Kasper Family Works Hard to Be Successful
Let's be frank: Unless you choose to ignore the zipline, candy bar bingo games, organized craft sessions and occasional appearance by a live disc jockey, spending a weekend camping at Lazy River at Granville near Granville, Ohio, isn't exactly "roughing it."
But the place has been proven to be a favorite among campers from near and far, and the Kasper family works hard to ensure it stays that way, the Newark Advocate reported.
The husband-wife duo of Mark and Kathy Kasper came into ownership of Lazy River more than 10 years ago amid a search for a family business they and their five children could participate in together.
Having both grown up in "camping" families, the Springfield couple deemed Lazy River a perfect fit for their lifestyle and business aspirations.

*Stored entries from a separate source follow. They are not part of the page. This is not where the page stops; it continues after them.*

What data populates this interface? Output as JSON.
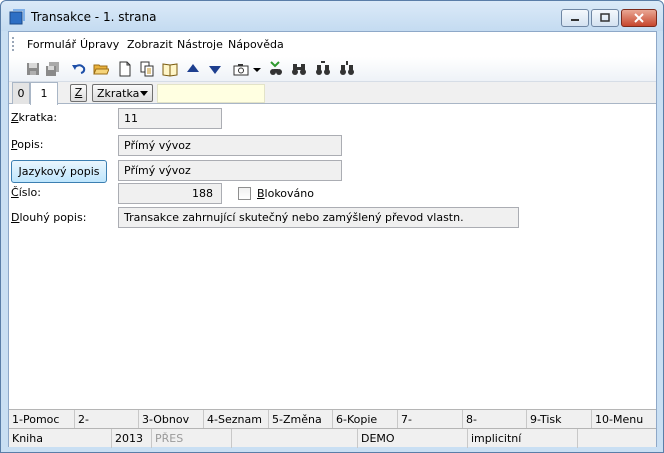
{
  "window": {
    "title": "Transakce - 1. strana"
  },
  "menu": [
    "Formulář",
    "Úpravy",
    "Zobrazit",
    "Nástroje",
    "Nápověda"
  ],
  "toolbar": {
    "icons": [
      "save-icon",
      "save-all-icon",
      "undo-icon",
      "open-folder-icon",
      "new-document-icon",
      "copy-icon",
      "book-icon",
      "arrow-up-icon",
      "arrow-down-icon",
      "camera-icon",
      "dropdown-arrow-icon",
      "filter-binoculars-icon",
      "binoculars-icon",
      "binoculars-next-icon",
      "binoculars-prev-icon"
    ]
  },
  "tabs": {
    "items": [
      "0",
      "1"
    ],
    "active": "1",
    "z_label": "Z",
    "combo_value": "Zkratka"
  },
  "form": {
    "zkratka_label": "Zkratka:",
    "zkratka_value": "11",
    "popis_label": "Popis:",
    "popis_value": "Přímý vývoz",
    "jazykovy_button": "Jazykový popis",
    "jazykovy_value": "Přímý vývoz",
    "cislo_label": "Číslo:",
    "cislo_value": "188",
    "blokovano_label": "Blokováno",
    "blokovano_checked": false,
    "dlouhy_label": "Dlouhý popis:",
    "dlouhy_value": "Transakce zahrnující skutečný nebo zamýšlený převod vlastn."
  },
  "fkeys": [
    "1-Pomoc",
    "2-",
    "3-Obnov",
    "4-Seznam",
    "5-Změna",
    "6-Kopie",
    "7-",
    "8-",
    "9-Tisk",
    "10-Menu"
  ],
  "status": {
    "book": "Kniha",
    "year": "2013",
    "mode": "PŘES",
    "db": "DEMO",
    "profile": "implicitní"
  }
}
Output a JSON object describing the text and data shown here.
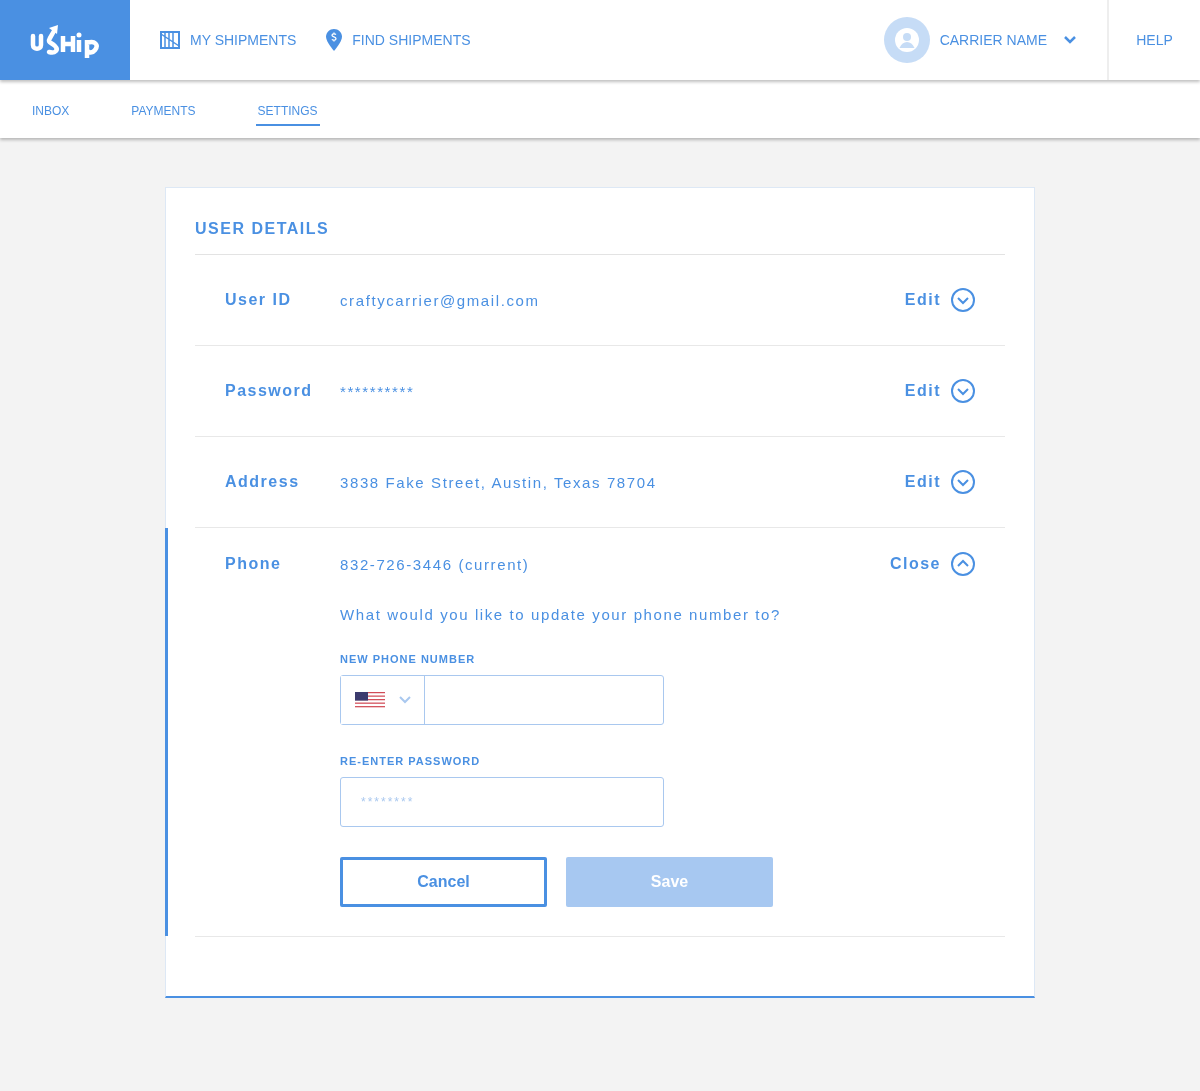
{
  "header": {
    "nav": [
      {
        "label": "MY SHIPMENTS",
        "kind": "crate"
      },
      {
        "label": "FIND SHIPMENTS",
        "kind": "pin"
      }
    ],
    "user": {
      "name": "CARRIER NAME"
    },
    "help": "HELP"
  },
  "subnav": [
    {
      "label": "INBOX",
      "selected": false
    },
    {
      "label": "PAYMENTS",
      "selected": false
    },
    {
      "label": "SETTINGS",
      "selected": true
    }
  ],
  "section": {
    "title": "USER DETAILS",
    "rows": [
      {
        "label": "User ID",
        "value": "craftycarrier@gmail.com",
        "action": "Edit",
        "expanded": false
      },
      {
        "label": "Password",
        "value": "**********",
        "action": "Edit",
        "expanded": false
      },
      {
        "label": "Address",
        "value": "3838 Fake Street, Austin, Texas 78704",
        "action": "Edit",
        "expanded": false
      },
      {
        "label": "Phone",
        "value": "832-726-3446 (current)",
        "action": "Close",
        "expanded": true,
        "prompt": "What would you like to update your phone number to?",
        "fields": [
          {
            "label": "NEW PHONE NUMBER",
            "kind": "phone"
          },
          {
            "label": "RE-ENTER PASSWORD",
            "kind": "password",
            "placeholder": "********"
          }
        ],
        "buttons": [
          {
            "label": "Cancel",
            "kind": "secondary",
            "disabled": false
          },
          {
            "label": "Save",
            "kind": "primary",
            "disabled": true
          }
        ]
      }
    ]
  }
}
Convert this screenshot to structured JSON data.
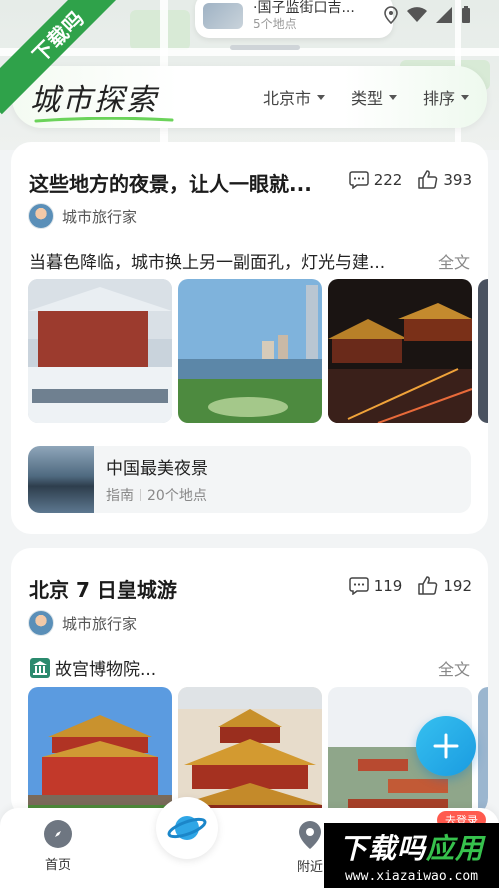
{
  "map": {
    "card_title": "·国子监街口吉...",
    "card_subtitle": "5个地点"
  },
  "watermark": {
    "ribbon": "下载吗",
    "badge_title_a": "下载吗",
    "badge_title_b": "应用",
    "badge_url": "www.xiazaiwao.com"
  },
  "header": {
    "logo": "城市探索",
    "filters": [
      {
        "label": "北京市"
      },
      {
        "label": "类型"
      },
      {
        "label": "排序"
      }
    ]
  },
  "cards": [
    {
      "title": "这些地方的夜景，让人一眼就...",
      "comments": "222",
      "likes": "393",
      "author": "城市旅行家",
      "desc": "当暮色降临，城市换上另一副面孔，灯光与建...",
      "more": "全文",
      "guide": {
        "title": "中国最美夜景",
        "type": "指南",
        "count": "20个地点"
      }
    },
    {
      "title": "北京 7 日皇城游",
      "comments": "119",
      "likes": "192",
      "author": "城市旅行家",
      "poi": "故宫博物院...",
      "more": "全文"
    }
  ],
  "nav": {
    "home": "首页",
    "nearby": "附近",
    "login_badge": "去登录"
  },
  "colors": {
    "accent": "#1a9be0",
    "watermark_green": "#2fa24a",
    "badge_red": "#ff5a4e"
  }
}
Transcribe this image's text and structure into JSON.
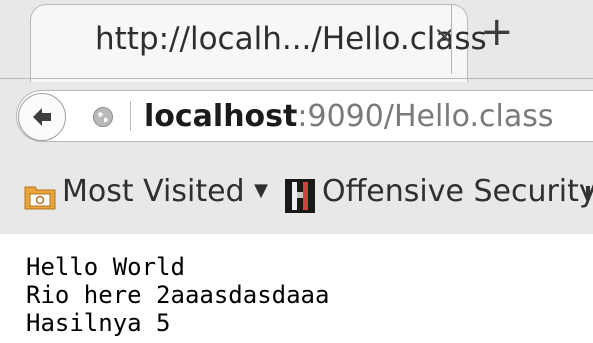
{
  "tab": {
    "title": "http://localh.../Hello.class",
    "close_glyph": "×",
    "new_tab_glyph": "+"
  },
  "navigation": {
    "back_icon": "back-arrow-icon",
    "identity_icon": "globe-icon",
    "url_host": "localhost",
    "url_rest": ":9090/Hello.class"
  },
  "bookmarks": {
    "most_visited": {
      "icon": "folder-icon",
      "label": "Most Visited",
      "dropdown_glyph": "▼"
    },
    "offensive_security": {
      "icon": "offsec-logo-icon",
      "label": "Offensive Security"
    }
  },
  "page": {
    "lines": [
      "Hello World",
      "Rio here 2aaasdasdaaa",
      "Hasilnya 5"
    ]
  },
  "colors": {
    "chrome_background": "#e8e8e7",
    "url_host": "#1b1b1b",
    "url_path": "#7a7a7a",
    "folder_icon": "#e8a53a"
  }
}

Of course, the 55-acre property about five miles north of Granville didn't always look the way it does now, with its neatly manicured lawns, landscaped walkways and creek complete with sculpted bank.
"When we came here, it was kind of a diamond in the rough — and it was really rough," Mark Kasper said. "It needed a lot of attention."
So the Kaspers began working. Throughout the years, a miniature golf course has been added, and the camp store has evolved from a pop-and-candy joint to a miniature grocery store that also serves pizza and other hot meals.
The facility boasts a game room with pinball games and a pool table, a fitness room, wireless Internet, a playground, horseshoe area and sand volleyball court.
More than half of the campground's property is set aside for hiking trails and a BMX track.
Regularly scheduled activities — often themed according to a holiday — fill weekends with family fun, while on rainy days, campers can watch a movie on the projector in the recreation hall or even enjoy cable TV from their campers.
And as alternatives to camping in a tent or camper, guests can choose from a number of cabins and lodges of various sizes — or the five-bedroom "Family Home" that sleeps 16.
Of course, campground life is not all glamour for the Kaspers.
They have had to learn a lot about basic maintenance, sometimes at odd hours of the night, and hardly put in 40-hour work weeks.
"It's not a job. It's really a way of life," Mark said.
"You couldn't do it as many hours as we do if you didn't think of it as a lifestyle," Kathy added.
The Kaspers live in a house on the adjacent property and spend the offseason — November through March — planning projects and activities for the upcoming season.
It keeps them busy, but they do it because they enjoy the people — they've had campers from all 50 states as well as England, France, Germany, Canada and South America.
"We get to learn about so many different things, and we get to meet so many different people," Kathy said.